The prospects we know and the prospects we don’t

I like books.

What? You know that already? Okay.

Anyway, I do read e-books, but there are some books I still crave, and one of them is Baseball America’s annual Prospect Handbook. Which just arrived at my house last week, joining the dozen or so older editions.

The back cover of the 2015 Handbook features this headline:

WHY PROSPECTS MATTER

… followed by this text:

In the 2011 Prospect Handbook, we detailed the depth of the Royals’ top-ranked farm system, which we also featured on the cover of the March 2011 issue of Baseball America magazine. No team had ever placed nine players in Baseball America’s Top 100 prospects before, and group – both as big leaguers and through trades – helped form the core of the Royals’ 2014 American League pennant winners.

Turning a losing franchise into a winner – that’s why prospects matter.

Here are those nine guys who made the Top 100 list: Eric Hosmer, Wil Myers, Mike Moustakas, John Lamb, Mike Montgomery, Christian Colon, Danny Duffy, Chris Dwyer, Aaron Crow.

I will pardon you for being underwhelmed.

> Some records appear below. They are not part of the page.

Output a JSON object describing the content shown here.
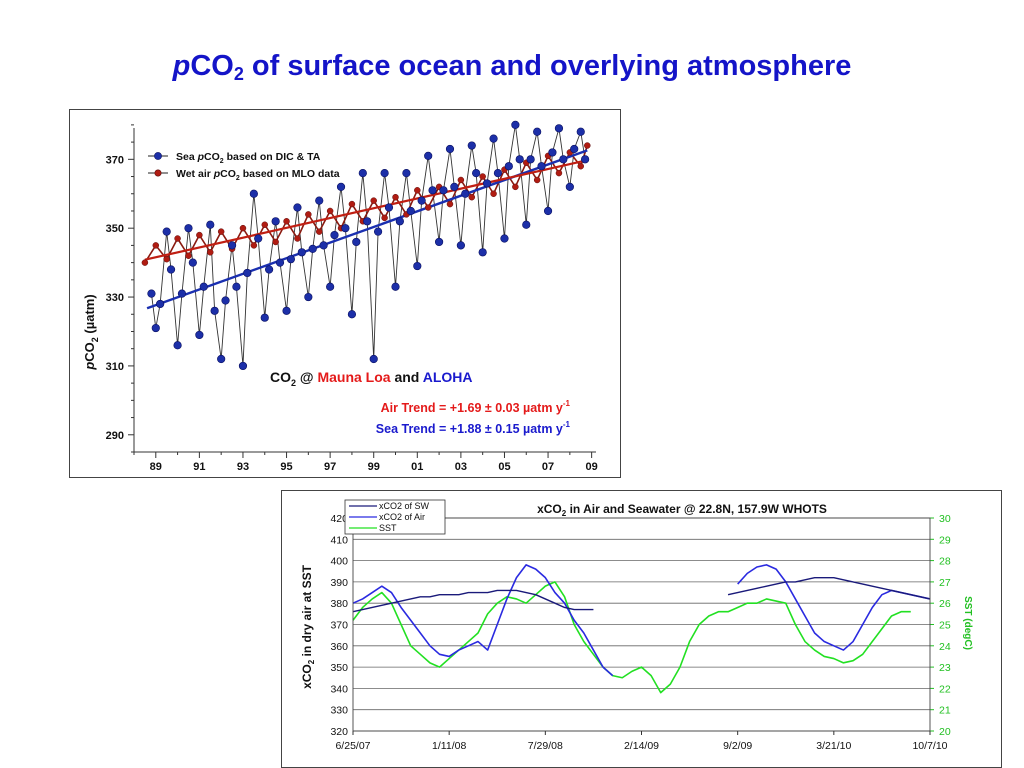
{
  "slide": {
    "title_italic": "p",
    "title_co": "CO",
    "title_sub": "2",
    "title_rest": " of surface ocean and overlying atmosphere"
  },
  "colors": {
    "title": "#1414c8",
    "sea": "#1c2fa8",
    "air": "#b01c12",
    "air_label": "#e41a1a",
    "sea_label": "#1a1acd",
    "whots_air": "#1a1a7a",
    "whots_sw": "#2a2ae0",
    "whots_sst": "#22e022"
  },
  "chart_data": [
    {
      "type": "line",
      "ylabel_p": "p",
      "ylabel_rest": "CO",
      "ylabel_sub": "2",
      "ylabel_unit": " (µatm)",
      "ylim": [
        285,
        382
      ],
      "yticks": [
        290,
        310,
        330,
        350,
        370
      ],
      "xlim": [
        1988.0,
        2009.2
      ],
      "xticks": [
        1989,
        1991,
        1993,
        1995,
        1997,
        1999,
        2001,
        2003,
        2005,
        2007,
        2009
      ],
      "xticklabels": [
        "89",
        "91",
        "93",
        "95",
        "97",
        "99",
        "01",
        "03",
        "05",
        "07",
        "09"
      ],
      "legend": {
        "position": "top-left",
        "sea_p1": "Sea ",
        "sea_p": "p",
        "sea_co": "CO",
        "sea_sub": "2",
        "sea_rest": " based on DIC & TA",
        "air_p1": "Wet air ",
        "air_p": "p",
        "air_co": "CO",
        "air_sub": "2",
        "air_rest": " based on MLO data"
      },
      "annotations": {
        "co2_at": "CO",
        "co2_sub": "2",
        "co2_mid": " @ ",
        "mauna_loa": "Mauna Loa",
        "and": " and ",
        "aloha": "ALOHA",
        "air_trend": "Air Trend = +1.69 ± 0.03 µatm y",
        "air_trend_sup": "-1",
        "sea_trend": "Sea Trend = +1.88 ± 0.15 µatm y",
        "sea_trend_sup": "-1"
      },
      "series": [
        {
          "name": "Sea pCO2 based on DIC & TA",
          "x": [
            1988.8,
            1989.0,
            1989.2,
            1989.5,
            1989.7,
            1990.0,
            1990.2,
            1990.5,
            1990.7,
            1991.0,
            1991.2,
            1991.5,
            1991.7,
            1992.0,
            1992.2,
            1992.5,
            1992.7,
            1993.0,
            1993.2,
            1993.5,
            1993.7,
            1994.0,
            1994.2,
            1994.5,
            1994.7,
            1995.0,
            1995.2,
            1995.5,
            1995.7,
            1996.0,
            1996.2,
            1996.5,
            1996.7,
            1997.0,
            1997.2,
            1997.5,
            1997.7,
            1998.0,
            1998.2,
            1998.5,
            1998.7,
            1999.0,
            1999.2,
            1999.5,
            1999.7,
            2000.0,
            2000.2,
            2000.5,
            2000.7,
            2001.0,
            2001.2,
            2001.5,
            2001.7,
            2002.0,
            2002.2,
            2002.5,
            2002.7,
            2003.0,
            2003.2,
            2003.5,
            2003.7,
            2004.0,
            2004.2,
            2004.5,
            2004.7,
            2005.0,
            2005.2,
            2005.5,
            2005.7,
            2006.0,
            2006.2,
            2006.5,
            2006.7,
            2007.0,
            2007.2,
            2007.5,
            2007.7,
            2008.0,
            2008.2,
            2008.5,
            2008.7
          ],
          "y": [
            331,
            321,
            328,
            349,
            338,
            316,
            331,
            350,
            340,
            319,
            333,
            351,
            326,
            312,
            329,
            345,
            333,
            310,
            337,
            360,
            347,
            324,
            338,
            352,
            340,
            326,
            341,
            356,
            343,
            330,
            344,
            358,
            345,
            333,
            348,
            362,
            350,
            325,
            346,
            366,
            352,
            312,
            349,
            366,
            356,
            333,
            352,
            366,
            355,
            339,
            358,
            371,
            361,
            346,
            361,
            373,
            362,
            345,
            360,
            374,
            366,
            343,
            363,
            376,
            366,
            347,
            368,
            380,
            370,
            351,
            370,
            378,
            368,
            355,
            372,
            379,
            370,
            362,
            373,
            378,
            370
          ]
        },
        {
          "name": "Wet air pCO2 based on MLO data",
          "x": [
            1988.5,
            1989.0,
            1989.5,
            1990.0,
            1990.5,
            1991.0,
            1991.5,
            1992.0,
            1992.5,
            1993.0,
            1993.5,
            1994.0,
            1994.5,
            1995.0,
            1995.5,
            1996.0,
            1996.5,
            1997.0,
            1997.5,
            1998.0,
            1998.5,
            1999.0,
            1999.5,
            2000.0,
            2000.5,
            2001.0,
            2001.5,
            2002.0,
            2002.5,
            2003.0,
            2003.5,
            2004.0,
            2004.5,
            2005.0,
            2005.5,
            2006.0,
            2006.5,
            2007.0,
            2007.5,
            2008.0,
            2008.5,
            2008.8
          ],
          "y": [
            340,
            345,
            341,
            347,
            342,
            348,
            343,
            349,
            344,
            350,
            345,
            351,
            346,
            352,
            347,
            354,
            349,
            355,
            350,
            357,
            352,
            358,
            353,
            359,
            354,
            361,
            356,
            362,
            357,
            364,
            359,
            365,
            360,
            367,
            362,
            369,
            364,
            371,
            366,
            372,
            368,
            374
          ]
        }
      ]
    },
    {
      "type": "line",
      "title_a": "xCO",
      "title_sub": "2",
      "title_b": " in Air and Seawater  @ 22.8N, 157.9W WHOTS",
      "ylabel_left": "xCO",
      "ylabel_left_sub": "2",
      "ylabel_left_rest": " in dry air at SST",
      "ylabel_right": "SST (degC)",
      "ylim": [
        320,
        420
      ],
      "yticks": [
        320,
        330,
        340,
        350,
        360,
        370,
        380,
        390,
        400,
        410,
        420
      ],
      "y2lim": [
        20,
        30
      ],
      "y2ticks": [
        20,
        21,
        22,
        23,
        24,
        25,
        26,
        27,
        28,
        29,
        30
      ],
      "xlim": [
        0,
        1200
      ],
      "xticks": [
        0,
        200,
        400,
        600,
        800,
        1000,
        1200
      ],
      "xticklabels": [
        "6/25/07",
        "1/11/08",
        "7/29/08",
        "2/14/09",
        "9/2/09",
        "3/21/10",
        "10/7/10"
      ],
      "legend": {
        "position": "top-left",
        "items": [
          "xCO2 of SW",
          "xCO2 of Air",
          "SST"
        ]
      },
      "series": [
        {
          "name": "xCO2 of SW",
          "x": [
            0,
            20,
            40,
            60,
            80,
            100,
            120,
            140,
            160,
            180,
            200,
            220,
            240,
            260,
            280,
            300,
            320,
            340,
            360,
            380,
            400,
            420,
            440,
            460,
            480,
            500,
            520,
            540,
            560,
            580,
            600,
            620,
            640,
            660,
            680,
            700,
            720,
            740,
            760,
            780,
            800,
            820,
            840,
            860,
            880,
            900,
            920,
            940,
            960,
            980,
            1000,
            1020,
            1040,
            1060,
            1080,
            1100,
            1120,
            1140,
            1160,
            1180,
            1200
          ],
          "y": [
            380,
            382,
            385,
            388,
            385,
            378,
            372,
            366,
            360,
            356,
            355,
            358,
            360,
            362,
            358,
            370,
            382,
            392,
            398,
            396,
            392,
            385,
            380,
            372,
            366,
            358,
            350,
            346,
            null,
            null,
            null,
            null,
            null,
            null,
            null,
            null,
            null,
            null,
            null,
            null,
            389,
            394,
            397,
            398,
            396,
            390,
            382,
            374,
            366,
            362,
            360,
            358,
            362,
            370,
            378,
            384,
            386,
            385,
            384,
            383,
            382
          ]
        },
        {
          "name": "xCO2 of Air",
          "x": [
            0,
            20,
            40,
            60,
            80,
            100,
            120,
            140,
            160,
            180,
            200,
            220,
            240,
            260,
            280,
            300,
            320,
            340,
            360,
            380,
            400,
            420,
            440,
            460,
            480,
            500,
            520,
            540,
            560,
            580,
            600,
            620,
            640,
            660,
            680,
            700,
            720,
            740,
            760,
            780,
            800,
            820,
            840,
            860,
            880,
            900,
            920,
            940,
            960,
            980,
            1000,
            1020,
            1040,
            1060,
            1080,
            1100,
            1120,
            1140,
            1160,
            1180,
            1200
          ],
          "y": [
            376,
            377,
            378,
            379,
            380,
            381,
            382,
            383,
            383,
            384,
            384,
            384,
            385,
            385,
            385,
            386,
            386,
            386,
            385,
            384,
            382,
            380,
            378,
            377,
            377,
            377,
            null,
            null,
            null,
            null,
            null,
            null,
            null,
            null,
            null,
            null,
            null,
            null,
            null,
            384,
            385,
            386,
            387,
            388,
            389,
            390,
            390,
            391,
            392,
            392,
            392,
            391,
            390,
            389,
            388,
            387,
            386,
            385,
            384,
            383,
            382
          ]
        },
        {
          "name": "SST",
          "x": [
            0,
            20,
            40,
            60,
            80,
            100,
            120,
            140,
            160,
            180,
            200,
            220,
            240,
            260,
            280,
            300,
            320,
            340,
            360,
            380,
            400,
            420,
            440,
            460,
            480,
            500,
            520,
            540,
            560,
            580,
            600,
            620,
            640,
            660,
            680,
            700,
            720,
            740,
            760,
            780,
            800,
            820,
            840,
            860,
            880,
            900,
            920,
            940,
            960,
            980,
            1000,
            1020,
            1040,
            1060,
            1080,
            1100,
            1120,
            1140,
            1160,
            1180,
            1200
          ],
          "y": [
            25.2,
            25.8,
            26.2,
            26.5,
            26.0,
            25.0,
            24.0,
            23.6,
            23.2,
            23.0,
            23.4,
            23.8,
            24.2,
            24.6,
            25.5,
            26.0,
            26.3,
            26.2,
            26.0,
            26.4,
            26.8,
            27.0,
            26.3,
            25.0,
            24.2,
            23.6,
            23.0,
            22.6,
            22.5,
            22.8,
            23.0,
            22.6,
            21.8,
            22.2,
            23.0,
            24.2,
            25.0,
            25.4,
            25.6,
            25.6,
            25.8,
            26.0,
            26.0,
            26.2,
            26.1,
            26.0,
            25.0,
            24.2,
            23.8,
            23.5,
            23.4,
            23.2,
            23.3,
            23.6,
            24.2,
            24.8,
            25.4,
            25.6,
            25.6,
            null,
            null
          ]
        }
      ]
    }
  ]
}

Here were the most valuable players on the Royals’ 2014 American League pennant winners, according to bWAR: Alex Gordon, Lorenzo Cain, Salvador Perez, Jarrod Dyson, Wade Davis, Danny Duffy, James Shields, Yordano Ventura, Kelvin Herrera.

Did you notice those two lists have exactly one name in common? Yup, Danny Duffy is the sole survivor.

Well, of course we have to mention Shields and Davis, for whom the Royals traded Myers and Montgomery (along with Jake Odorizzi and Patrick Leonard, who weren’t in their system in the spring of 2011) two years ago. So that’s three prospects from that 2011 list who played – “as big leaguers and through trades” – big roles in 2014, since Hosmer and (especially) Moustakas both struggled during the season.

And the other four Royals on the 2011 Top 100 list?

Crow pitched decently, though in a relatively low-leverage role, especially late in the season. Colon spent most of the season in Triple-A. John Lamb and Dwyer pitched in Triple-A, and neither got an inning with the big club.

Does this mean PROSPECTS DON’T MATTER? Or that PROSPECTS DON’T MATTER AS MUCH AS WE THINK?

Not necessarily. Here’s a list of nine guys Baseball America COULD have put on that cover in March, 2011:

1. Salvador Perez
2. Greg Holland
3. Yordano Ventura
4. Eric Hosmer
5. Kelvin Herrera
6. Wil Myers
7. Jarrod Dyson
8. Mike Moustakas
9. Aaron Crow

The Royals’ system was ABSOLUTELY LOADED four years ago. Among the prospects who did not make Baseball America’s Top 100 list in 2011 were Ventura (No. 12 on list of Royals’ prospects), Perez (17!), Jarrod Dyson (20), and Kelvin Herrera (30) … along with future superstar closer Greg Holland, who wasn’t then ranked among the Royals’ 30 best prospects.

Think about Greg Holland for just a few more seconds.

My point isn’t that prospects don’t matter, or that the Royals’ crop four years wasn’t tremendous and didn’t play a huge role last season.

My point is that it’s incredibly difficult to know which prospects will succeed and which will not. Four years ago, ranking the Royals’ farm system as tops in the majors now seems prescient. That magazine cover, though, with those nine guys? Not so much.

I hope you’ve not interpreted any of the above as a sort of criticism. It’s not that, at all. I do believe that we often fool ourselves into thinking this stuff’s easier than it is, and I do wonder if we – and by we, I mean the people who do this work for a living, publicly – are getting any better at it. Will this year’s prospect lists be more predictive than the prospect lists of five or 10 years ago? Probably, because we’ve got more information than ever before. But just marginally more predictive, I suspect.

What’s more, it seems to me there’s no great imperative for higher accuracy. If (for example) Baseball America is 10 percent more accurate, will they sell 10 percent more books? No, because (for one thing) as things stand now, nobody would even know they were 10 percent more accurate. It seems to me that there’s long been a sort of gentleman’s agreement, both in the private and public worlds of scouting, that nobody’s work will actually be checked. I’ve pointed this out before, and been ripped for it. Which is fine.

But checking someone’s work is the ultimate sign of respect. When you stop checking mine, I should start looking for something else to do.